Rust specifically because it has the zero-overhead safety properties via the borrow checker. This is something that no other safe language has, as far as I know. They generally either make you deal with a GC if you want safety, or deal with raw pointers and manual memory management if you want low overhead.
And the borrow checker, along with move semantics by default and the Send and Sync traits, help with several other aspects of safety as well; the Send and Sync traits encode information on what can safely be moved or shared between threads, and move semantics by default (and checked by the compiler, instead of at runtime as in C++), make it easier to encode state transitions on objects in ways that you can't try to perform operations on an invalid state.
But as others point out, Zircon, the Fuchsia kernel, was written before Rust 1.0 was released, and even after Rust 1.0 was released and stable it was still a bit rough to work with for a little while.

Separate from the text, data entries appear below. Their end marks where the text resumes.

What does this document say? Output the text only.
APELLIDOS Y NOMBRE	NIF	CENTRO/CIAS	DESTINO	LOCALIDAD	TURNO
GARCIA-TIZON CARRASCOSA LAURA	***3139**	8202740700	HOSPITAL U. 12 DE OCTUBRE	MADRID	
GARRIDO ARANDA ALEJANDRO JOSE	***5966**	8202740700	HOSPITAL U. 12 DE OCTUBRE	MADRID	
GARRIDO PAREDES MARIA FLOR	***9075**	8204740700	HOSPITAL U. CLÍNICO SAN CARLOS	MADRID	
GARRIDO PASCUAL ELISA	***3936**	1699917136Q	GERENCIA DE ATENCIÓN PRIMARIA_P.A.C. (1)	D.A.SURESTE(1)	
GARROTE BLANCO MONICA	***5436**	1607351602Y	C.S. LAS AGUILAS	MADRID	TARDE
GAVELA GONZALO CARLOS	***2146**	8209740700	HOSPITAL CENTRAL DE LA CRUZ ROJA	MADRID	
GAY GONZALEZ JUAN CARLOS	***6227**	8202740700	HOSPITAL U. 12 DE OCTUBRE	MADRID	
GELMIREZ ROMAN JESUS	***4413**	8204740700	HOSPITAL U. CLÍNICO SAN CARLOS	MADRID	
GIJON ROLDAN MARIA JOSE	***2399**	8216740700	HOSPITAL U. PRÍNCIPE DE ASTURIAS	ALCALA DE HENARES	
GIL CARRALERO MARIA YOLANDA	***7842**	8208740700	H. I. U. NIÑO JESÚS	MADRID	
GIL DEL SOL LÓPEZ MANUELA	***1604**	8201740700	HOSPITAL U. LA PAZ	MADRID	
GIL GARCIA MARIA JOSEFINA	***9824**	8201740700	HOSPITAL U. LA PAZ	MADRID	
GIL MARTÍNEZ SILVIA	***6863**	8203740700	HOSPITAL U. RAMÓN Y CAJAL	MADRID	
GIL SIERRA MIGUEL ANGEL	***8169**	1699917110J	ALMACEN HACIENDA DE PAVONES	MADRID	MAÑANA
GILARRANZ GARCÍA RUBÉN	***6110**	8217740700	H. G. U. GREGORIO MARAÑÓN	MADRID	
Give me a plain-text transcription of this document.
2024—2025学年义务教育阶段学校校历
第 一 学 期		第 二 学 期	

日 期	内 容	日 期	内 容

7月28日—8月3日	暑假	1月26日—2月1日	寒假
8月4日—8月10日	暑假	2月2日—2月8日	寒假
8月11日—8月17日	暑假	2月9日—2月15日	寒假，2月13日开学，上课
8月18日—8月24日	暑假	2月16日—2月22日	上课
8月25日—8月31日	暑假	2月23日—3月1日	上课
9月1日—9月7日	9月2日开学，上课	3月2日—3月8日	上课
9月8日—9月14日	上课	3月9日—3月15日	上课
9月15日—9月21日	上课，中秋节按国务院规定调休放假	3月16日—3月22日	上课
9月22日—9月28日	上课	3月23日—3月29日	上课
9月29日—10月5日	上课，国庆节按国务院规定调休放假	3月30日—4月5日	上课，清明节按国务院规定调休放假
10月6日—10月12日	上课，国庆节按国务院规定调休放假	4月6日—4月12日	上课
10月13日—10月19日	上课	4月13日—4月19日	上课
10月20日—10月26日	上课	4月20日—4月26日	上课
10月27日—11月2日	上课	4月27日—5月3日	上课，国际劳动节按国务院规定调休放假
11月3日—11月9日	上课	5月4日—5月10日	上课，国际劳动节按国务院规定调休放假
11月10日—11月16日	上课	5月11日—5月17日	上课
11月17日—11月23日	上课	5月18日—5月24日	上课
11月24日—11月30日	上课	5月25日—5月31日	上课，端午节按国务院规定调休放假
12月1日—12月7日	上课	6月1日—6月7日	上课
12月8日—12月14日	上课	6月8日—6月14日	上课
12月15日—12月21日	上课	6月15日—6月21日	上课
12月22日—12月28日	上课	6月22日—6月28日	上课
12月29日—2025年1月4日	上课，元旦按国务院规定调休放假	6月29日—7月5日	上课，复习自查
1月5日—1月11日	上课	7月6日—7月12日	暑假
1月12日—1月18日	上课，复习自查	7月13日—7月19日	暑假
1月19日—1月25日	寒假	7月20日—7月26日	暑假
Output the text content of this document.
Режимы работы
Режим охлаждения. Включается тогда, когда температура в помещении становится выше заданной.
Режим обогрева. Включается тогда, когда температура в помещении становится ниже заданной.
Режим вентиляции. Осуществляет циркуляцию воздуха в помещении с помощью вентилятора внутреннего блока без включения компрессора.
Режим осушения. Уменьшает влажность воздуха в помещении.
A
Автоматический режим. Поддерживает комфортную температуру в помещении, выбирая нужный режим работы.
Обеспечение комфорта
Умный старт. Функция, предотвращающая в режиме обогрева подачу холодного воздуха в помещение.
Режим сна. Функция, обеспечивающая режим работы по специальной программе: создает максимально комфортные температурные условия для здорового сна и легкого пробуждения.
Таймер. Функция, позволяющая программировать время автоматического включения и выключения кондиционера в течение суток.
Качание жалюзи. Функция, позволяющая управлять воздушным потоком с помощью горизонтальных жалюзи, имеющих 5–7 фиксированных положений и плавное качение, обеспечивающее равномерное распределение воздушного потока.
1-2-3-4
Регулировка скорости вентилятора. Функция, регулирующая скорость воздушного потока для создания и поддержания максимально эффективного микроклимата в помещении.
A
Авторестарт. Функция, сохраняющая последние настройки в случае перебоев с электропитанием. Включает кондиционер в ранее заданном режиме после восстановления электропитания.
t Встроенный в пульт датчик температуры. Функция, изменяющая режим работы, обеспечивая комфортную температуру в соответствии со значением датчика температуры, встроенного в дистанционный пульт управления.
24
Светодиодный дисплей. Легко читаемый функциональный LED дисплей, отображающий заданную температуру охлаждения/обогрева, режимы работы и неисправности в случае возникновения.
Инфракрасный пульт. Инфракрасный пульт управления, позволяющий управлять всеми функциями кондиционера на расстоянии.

If you were starting a new project from scratch today, I'd seriously ask why not Rust, though of course there are other reasons why you might not choose it. But given the history, and how new Rust was at the time when this project was started, it makes a lot of sense.
>If you were starting a new project from scratch today, I'd seriously ask why not Rust, though of course there are other reasons why you might not choose it. But given the history, and how new Rust was at the time when this project was started, it makes a lot of sense.
While I'm not saying that rust is bad, Rust as a kernel language won't help you here. The simple proof is that Redox-os (which is a microkernel built in Rust) was found with the same class of bugs your average OS had.
> The simple proof is that Redox-os (which is a microkernel built in Rust) was found with the same class of bugs your average OS had.
Source? I haven't heard about these vulnerabilities.
In a kernel, there are several places where Rust won't help you. There are certain things you have to do that are going to need unsafe code, and need to be audited just as much as code written in any other language. The kernel is also a place ripe for logical vulnerabilities to creep in; it is the main arbiter of what is allowed and is not allowed from processes, so many possible vulnerabilities are logical, not memory safety issues.
On the other hand, when a kernel gets complex enough, there are places where memory safety or thread safety issues can come up even in code which doesn't require particular unsafe features and which is not involved in a security role; just things like manipulating complex data structures in multiple threads. This kind of code is the kind of code in which Rust can help catch issues; and it definitely still happens even when very good programmers, with good code review, work on the kernel.
Rust is not a panacea; it is not a cure-all. But it reduces the attack surface considerably, by containing the amount of code that is exposed to certain very common classes of bugs.